Jean Journet (1799-1861) est un étonnant et sympathique personnage, au
sein d’un monde lui-même étonnant. Utopiste, un temps pharmacien, poète,
d’origine occitane (né à Carcassonne, mort à Toulouse), il se fit
l’apôtre des idées de Charles Fourier et prêche « l’harmonie et la
fraternité dans l’association » avec une fureur méridionale, en France,
en Belgique, en Suisse et même au Texas où il visite la colonie de
Victor Considérant. Habitué du café Momus, il fréquente les artistes de
son temps comme Dumas, George Sand, Victor Hugo, Gustave Courbet, Nadar
qui l’aimait beaucoup, ou Champfleury. Il publie de nombreuses petites
brochures aux titres enflammés (Cris et soupirs, Cris suprêmes, Cris
d’indignation, Cris de compassion, Cris de délivrance, Clameurs du
désert…) qu’il distribue plutôt qu’il ne vend, sans guère convaincre le
petit peuple des cafés, étudiants et artistes. Tous ses revenus passent
à défendre la Cause, au grand désespoir de son épouse… Sa photographie
par Nadar le montre hirsute, pourvu d’une barbe inculte, les yeux au
ciel dans une attitude mystique, enveloppé d’un manteau qui semble une
bure monastique et on l’entend presque traiter en hurlant les
indifférents d’« impossibilistes pacifiques » ou de « sybarites gorgés » !
Étienne Cabet (1788-1856) est un autre utopiste (le premier à se dire «
communiste »).

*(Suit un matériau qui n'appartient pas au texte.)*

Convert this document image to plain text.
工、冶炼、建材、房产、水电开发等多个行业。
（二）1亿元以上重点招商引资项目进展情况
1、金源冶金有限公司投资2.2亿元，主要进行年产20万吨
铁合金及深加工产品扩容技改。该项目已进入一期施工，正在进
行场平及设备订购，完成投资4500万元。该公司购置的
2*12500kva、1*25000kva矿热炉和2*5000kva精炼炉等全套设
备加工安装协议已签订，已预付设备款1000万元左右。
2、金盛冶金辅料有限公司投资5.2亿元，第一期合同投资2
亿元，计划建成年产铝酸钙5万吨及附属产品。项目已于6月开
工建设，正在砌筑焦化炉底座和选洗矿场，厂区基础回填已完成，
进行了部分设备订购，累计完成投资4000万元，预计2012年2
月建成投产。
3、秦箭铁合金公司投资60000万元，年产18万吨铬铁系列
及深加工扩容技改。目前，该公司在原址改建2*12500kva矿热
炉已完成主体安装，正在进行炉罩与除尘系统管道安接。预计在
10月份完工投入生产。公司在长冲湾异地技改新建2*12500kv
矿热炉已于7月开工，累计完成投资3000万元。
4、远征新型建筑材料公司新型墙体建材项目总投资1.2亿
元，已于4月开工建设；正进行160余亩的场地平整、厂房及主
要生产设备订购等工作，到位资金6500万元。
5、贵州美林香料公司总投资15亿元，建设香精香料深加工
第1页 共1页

Il fonde une communauté au Texas, nommée Icarie. Que sont
devenus ces idéalistes ? Sans doute, Fourier, Muiron, Owen, Cabet,
Considérant, Clarisse Vigoureux, Jean Journet, Adolphe Gouhennant, Abel
Transon, Jules Lechevalier, Albert Brisbane, et tant d’utopistes du 19e
siècle, transportés à notre époque, rejoindraient-ils une de ces ZAD,
tant redoutées par le ministère de l'intérieur.
--
A.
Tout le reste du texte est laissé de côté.